Mercedes (ETR: DAI) is aiming for the market of luxury electric cars whereas Volkswagen (ETR: VOW3) plans to produce a compact vehicle the size of a Golf hatchback that would be available for mass-market audience.

Mercedes has big plans for their new electric car. The company has been working on this project since 2014 and expect their new vehicle to be different from everything they have produced before. The car manufacturer has announced to put at least 4 vehicles on the market in the near future, including two sedans and two SUVs. The price of the new model will be comparable to that of Tesla's S model.

The concept model is expected to be the star of the upcoming Paris Auto Show. But is Mercedes trying to beat Tesla (NASDAQ:TSLA)?

“We’re in business to make money, and is our EV a Tesla killer? I don’t know, I haven’t seen it yet. But we wouldn’t be doing it unless we thought we could sell it," said David McCarthy, Mercedes-Benz Australia’s Senior Manager of Corporate Communications.

McCarthy referred to Daimler's CEO Dieter Zetsche saying that Tesla managed to popularize electric cars and make them "sexy", inviting many interested consumers to the market.

"It’ll be in a price bracket similar to Tesla model S, have a similar cruising range, but it’ll be a Mercedes, so I think Tesla probably have good reason to be concerned about it,” said McCarthy.

Will electric cars go mass market?

Volkswagen, in turn, is not aiming to produce a premium class competitor to Tesla's S model but rather to popularize mass market electric vehicles for the bigger audience. The company is planning to produce 5 different electric models that will have a range of approximately 400 kilometers, which is less than that of Tesla and Mercedes.

VW's Electric Budd-e concept model. Source: Volkswagen

Herbert Diess, member of VW's Management Board, said that they expect to market the new electric vehicles at the same price with the similarly-sized current diesel VW models. This promises to make the cars affordable for the mass market audience.

Interestingly, last month, the German government launched a grant that is intended to pay part of the price of an electric car, says Zeit.
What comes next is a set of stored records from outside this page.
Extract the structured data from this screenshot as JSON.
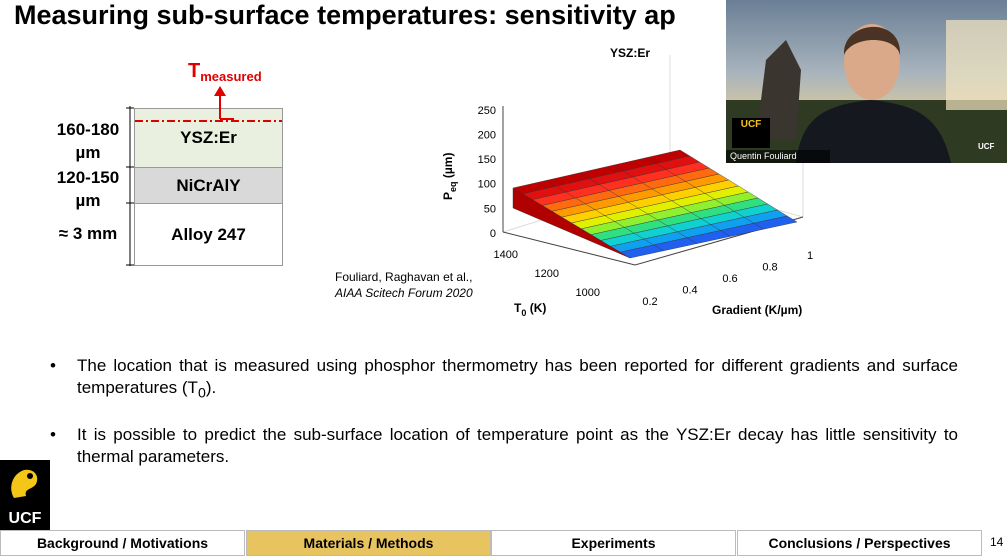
{
  "slide": {
    "title": "Measuring sub-surface temperatures: sensitivity ap",
    "diagram": {
      "marker": {
        "main": "T",
        "sub": "measured"
      },
      "layers": [
        {
          "thickness": "160-180 µm",
          "name": "YSZ:Er"
        },
        {
          "thickness": "120-150 µm",
          "name": "NiCrAlY"
        },
        {
          "thickness": "≈ 3 mm",
          "name": "Alloy 247"
        }
      ]
    },
    "plot": {
      "title": "YSZ:Er",
      "z_label": {
        "main": "P",
        "sub": "eq",
        "unit": " (µm)"
      },
      "z_ticks": [
        "250",
        "200",
        "150",
        "100",
        "50",
        "0"
      ],
      "t_ticks": [
        "1400",
        "1200",
        "1000"
      ],
      "g_ticks": [
        "0.2",
        "0.4",
        "0.6",
        "0.8",
        "1"
      ],
      "t_label": {
        "main": "T",
        "sub": "0",
        "unit": " (K)"
      },
      "g_label": "Gradient (K/µm)"
    },
    "citation": {
      "authors": "Fouliard, Raghavan  et al.,",
      "venue": "AIAA Scitech Forum 2020"
    },
    "bullets": [
      {
        "text": "The location that is measured using phosphor thermometry has been reported for different gradients and surface temperatures (T",
        "sub": "0",
        "tail": ")."
      },
      {
        "text": "It is possible to predict the sub-surface location of temperature point as the YSZ:Er decay has little sensitivity to thermal parameters.",
        "sub": "",
        "tail": ""
      }
    ],
    "logo": "UCF",
    "video": {
      "badge": "UCF",
      "name": "Quentin Fouliard",
      "corner": "UCF"
    },
    "nav": {
      "items": [
        "Background / Motivations",
        "Materials / Methods",
        "Experiments",
        "Conclusions / Perspectives"
      ],
      "active": 1
    },
    "page_number": "14"
  }
}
German citizens will receive 4,000 euro grant discount from the price of pure electric cars and 3,000 euros for those buying plug-in hybrids. The size of the grant should be enough for 300,000 to 400,000 cars. German government has planned to invest more than one billion euros to boost electric vehicles adoption in the country.

Handelsblatt reported that VW is considering to build an $11 billion battery-manufacturing facility in Germany in order not to rely on foreign battery supply. The plan for VW's $11 billion battery factory is way bigger than that of Tesla's Gigafactory in Nevada with an expected output of $5 billion.

This big move goes in line with VW's announcement to sell one million battery-electric vehicles by 2025.

Right now, Germany is not so big on adopting electric vehicles and is still not an easy market for Tesla. But it looks like both the government and the biggest car manufacturers are very serious about making electric cars part of Germans' everyday normality.